No need to insult
No need to rehash the past
It is good and done
Have you ever felt so lost you thought you'd never find your way back? I have no sense of direction. Truth. My daughters will tell you, driving in the car with me through unfamiliar territory, especially downtown San Francisco, was not a comfortable proposition. I learned not to swear in front of my children, calling the offending drivers Sweetheart, as in "Go or don't go, Sweetheart! Make up your mind!" Sometimes they were Dear, as in "We takes turns at stop signs, Dear! Are you trying to kill us all?" Most of the time, these infractions wouldn't turn my head, but when I am feeling lost, everything negative is amplified. And I guess the same is true when our lives feels unchartered.
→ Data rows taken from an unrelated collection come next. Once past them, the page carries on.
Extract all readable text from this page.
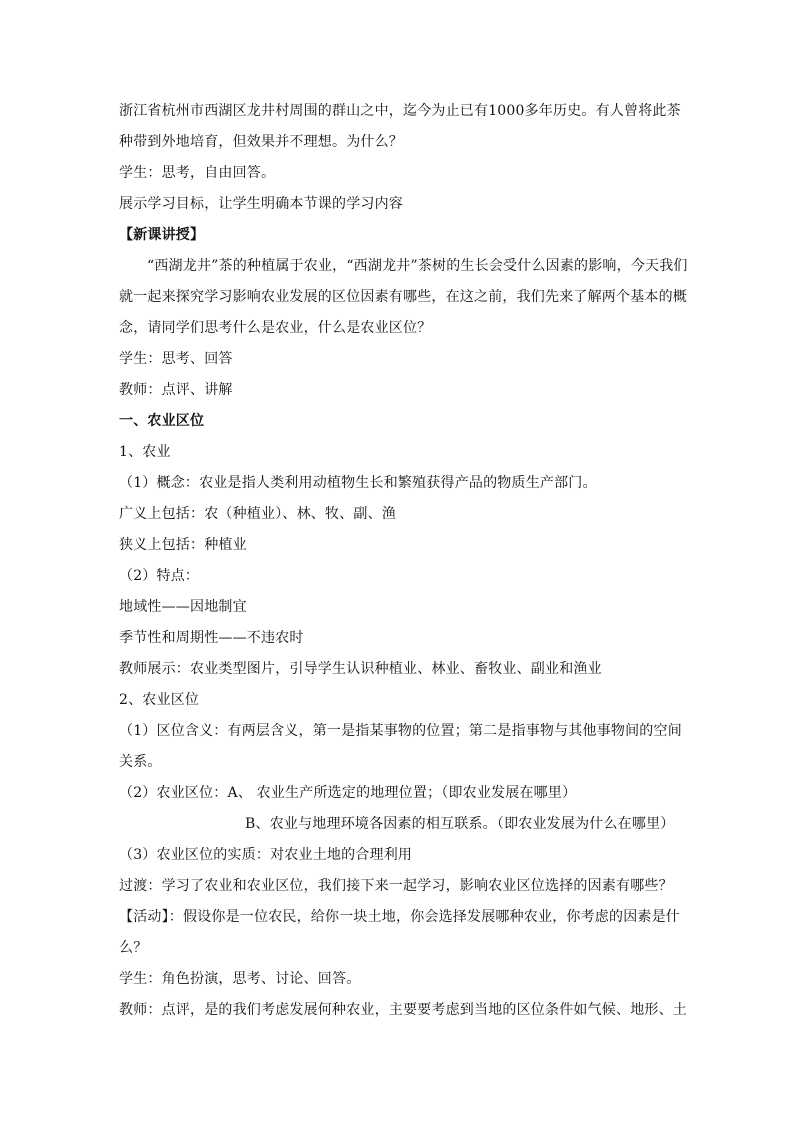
浙江省杭州市西湖区龙井村周围的群山之中，迄今为止已有1000多年历史。有人曾将此茶
种带到外地培育，但效果并不理想。为什么？
学生：思考，自由回答。
展示学习目标，让学生明确本节课的学习内容
【新课讲授】
“西湖龙井”茶的种植属于农业，“西湖龙井”茶树的生长会受什么因素的影响，今天我们
就一起来探究学习影响农业发展的区位因素有哪些，在这之前，我们先来了解两个基本的概
念，请同学们思考什么是农业，什么是农业区位？
学生：思考、回答
教师：点评、讲解
一、农业区位
1、农业
（1）概念：农业是指人类利用动植物生长和繁殖获得产品的物质生产部门。
广义上包括：农（种植业）、林、牧、副、渔
狭义上包括：种植业
（2）特点：
地域性——因地制宜
季节性和周期性——不违农时
教师展示：农业类型图片，引导学生认识种植业、林业、畜牧业、副业和渔业
2、农业区位
（1）区位含义：有两层含义，第一是指某事物的位置；第二是指事物与其他事物间的空间
关系。
（2）农业区位：A、 农业生产所选定的地理位置；（即农业发展在哪里）
B、农业与地理环境各因素的相互联系。（即农业发展为什么在哪里）
（3）农业区位的实质：对农业土地的合理利用
过渡：学习了农业和农业区位，我们接下来一起学习，影响农业区位选择的因素有哪些？
【活动】：假设你是一位农民，给你一块土地，你会选择发展哪种农业，你考虑的因素是什
么？
学生：角色扮演，思考、讨论、回答。
教师：点评，是的我们考虑发展何种农业，主要要考虑到当地的区位条件如气候、地形、土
Is there a road map for this journey? Oh, how I have longed for a Navigator! But we must each travel our own roads with only a few compass points to guide us - Kindness, Connection, Wisdom, and Love. When we steer off course, negativity can be overwhelming. And I wonder, when I call my ex lovers Sweetheart or Dear, am I still conflating anger and confusion with endearments? Now that my children are grown, I've reverted to swearing again, so those little terms should have been put back into conventional use. If I'm still using the words dear and sweetheart with a bitter edge, perhaps it's time to clean up my vocabulary and lovingly accept those people who may have disappointed me in the past. The disappointment is on me, not them. They have their own paths to follow; it isn't their job to make my life any easier. And each person I have loved has been dear to me in one way or another. I will accept that. And accept divergent paths as a fact.
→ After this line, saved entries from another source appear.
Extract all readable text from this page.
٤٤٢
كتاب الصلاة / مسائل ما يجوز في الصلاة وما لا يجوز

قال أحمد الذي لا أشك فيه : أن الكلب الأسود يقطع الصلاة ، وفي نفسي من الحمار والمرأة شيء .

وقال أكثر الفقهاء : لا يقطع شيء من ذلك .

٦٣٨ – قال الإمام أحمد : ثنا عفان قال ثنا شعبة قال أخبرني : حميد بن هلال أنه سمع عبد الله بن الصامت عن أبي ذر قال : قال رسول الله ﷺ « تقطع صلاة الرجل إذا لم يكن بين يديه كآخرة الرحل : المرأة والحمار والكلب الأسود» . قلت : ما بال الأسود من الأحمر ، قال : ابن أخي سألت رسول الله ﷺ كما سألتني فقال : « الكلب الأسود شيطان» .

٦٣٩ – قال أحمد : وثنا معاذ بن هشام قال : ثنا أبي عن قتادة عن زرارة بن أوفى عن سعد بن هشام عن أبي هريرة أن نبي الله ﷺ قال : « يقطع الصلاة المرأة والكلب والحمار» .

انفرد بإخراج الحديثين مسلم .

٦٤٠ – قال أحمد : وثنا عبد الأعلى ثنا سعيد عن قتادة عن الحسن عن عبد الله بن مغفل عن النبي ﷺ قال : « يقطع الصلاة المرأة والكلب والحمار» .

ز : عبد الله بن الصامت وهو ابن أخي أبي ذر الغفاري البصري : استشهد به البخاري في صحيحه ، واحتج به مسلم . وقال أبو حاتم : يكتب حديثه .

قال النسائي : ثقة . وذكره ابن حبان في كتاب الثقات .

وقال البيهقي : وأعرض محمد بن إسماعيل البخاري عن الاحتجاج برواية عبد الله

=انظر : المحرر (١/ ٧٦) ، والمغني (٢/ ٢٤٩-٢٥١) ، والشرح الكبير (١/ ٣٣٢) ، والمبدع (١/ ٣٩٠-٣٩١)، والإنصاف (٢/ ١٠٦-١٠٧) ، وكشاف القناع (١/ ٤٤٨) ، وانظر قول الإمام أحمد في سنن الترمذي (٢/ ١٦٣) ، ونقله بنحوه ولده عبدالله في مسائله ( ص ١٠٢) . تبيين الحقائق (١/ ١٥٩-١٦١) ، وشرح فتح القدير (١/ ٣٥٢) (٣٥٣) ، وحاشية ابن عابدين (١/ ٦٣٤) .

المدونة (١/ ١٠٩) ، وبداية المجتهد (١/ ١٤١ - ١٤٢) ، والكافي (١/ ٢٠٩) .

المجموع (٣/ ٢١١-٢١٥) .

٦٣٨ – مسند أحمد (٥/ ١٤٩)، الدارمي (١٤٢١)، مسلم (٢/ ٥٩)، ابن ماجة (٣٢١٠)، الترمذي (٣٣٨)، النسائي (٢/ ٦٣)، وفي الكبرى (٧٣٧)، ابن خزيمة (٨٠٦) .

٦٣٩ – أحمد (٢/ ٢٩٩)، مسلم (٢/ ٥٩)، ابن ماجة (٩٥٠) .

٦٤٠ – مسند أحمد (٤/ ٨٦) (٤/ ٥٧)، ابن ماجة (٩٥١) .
Once in a while, when I've followed someone else's lead in a situation or relationship, my confidence has waned. And wobbly self-esteem leads to poor decision-making. Divergent paths aren't evil, they're just different ways of living. And dead ends are just that, dead. Change is never easy, but truth be told, if we realize that our authentic self is no longer being served in any relationship or situation, we must change the situation, change our attitude, or leave.(Thank you, Eckhart Tolle.) No one knows exactly where they're going until they get there. When other people, time, and places are involved, life gets messy. Yet sometimes, hallelujah, we serendipitously find ourselves on parallel paths. How beautiful is that? The dear and sweet people in my life who traveled in another direction deserve my respect. I look forward to seeing all of you out there on the road ... and I won't call you names. I'll be polite.